🤖 AI Summary
Existing methods for visual guidance in minimally invasive surgery often conflate visual attention estimation with camera control or rely on object-centric assumptions, hindering stable and accurate field-of-view guidance. This work addresses surgical attention tracking as a spatiotemporal learning problem and introduces, for the first time, a framework that integrates temporal proposal re-ranking with motion-aware optimization to generate per-frame dense attention heatmaps, enabling continuous and interpretable visual guidance. The study contributes SurgAtt-1.16M, a large-scale clinically annotated benchmark supporting cross-institutional and cross-procedural analysis, and demonstrates state-of-the-art performance across multiple surgical datasets.

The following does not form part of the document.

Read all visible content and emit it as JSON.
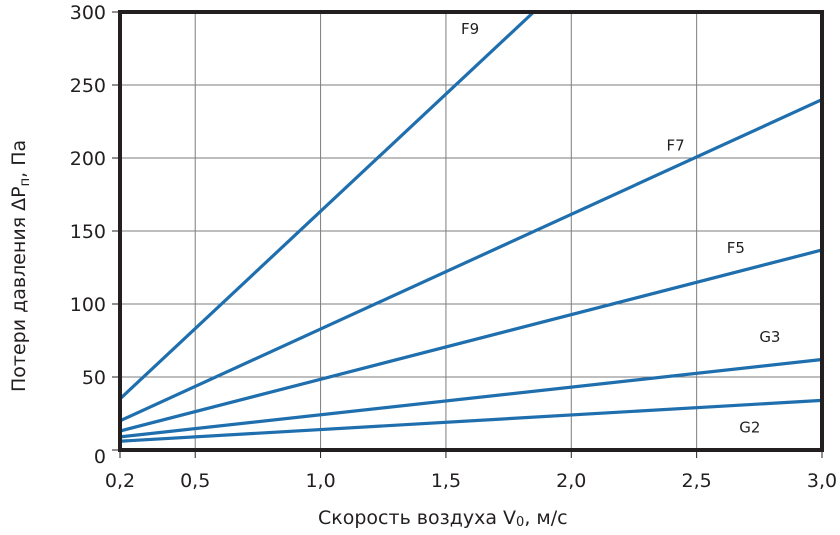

The proposed approach exhibits strong robustness under challenging conditions—including occlusions, multi-instrument interference, and cross-domain scenarios—and can be directly deployed for robotic field-of-view planning and autonomous camera control.
📝 Abstract
Accurate and stable field-of-view (FoV) guidance is critical for safe and efficient minimally invasive surgery, yet existing approaches often conflate visual attention estimation with downstream camera control or rely on direct object-centric assumptions. In this work, we formulate surgical attention tracking as a spatio-temporal learning problem and model surgeon focus as a dense attention heatmap, enabling continuous and interpretable frame-wise FoV guidance. We propose SurgAtt-Tracker, a holistic framework that robustly tracks surgical attention by exploiting temporal coherence through proposal-level reranking and motion-aware refinement, rather than direct regression. To support systematic training and evaluation, we introduce SurgAtt-1.16M, a large-scale benchmark with a clinically grounded annotation protocol that enables comprehensive heatmap-based attention analysis across procedures and institutions. Extensive experiments on multiple surgical datasets demonstrate that SurgAtt-Tracker consistently achieves state-of-the-art performance and strong robustness under occlusion, multi-instrument interference, and cross-domain settings. Beyond attention tracking, our approach provides a frame-wise FoV guidance signal that can directly support downstream robotic FoV planning and automatic camera control.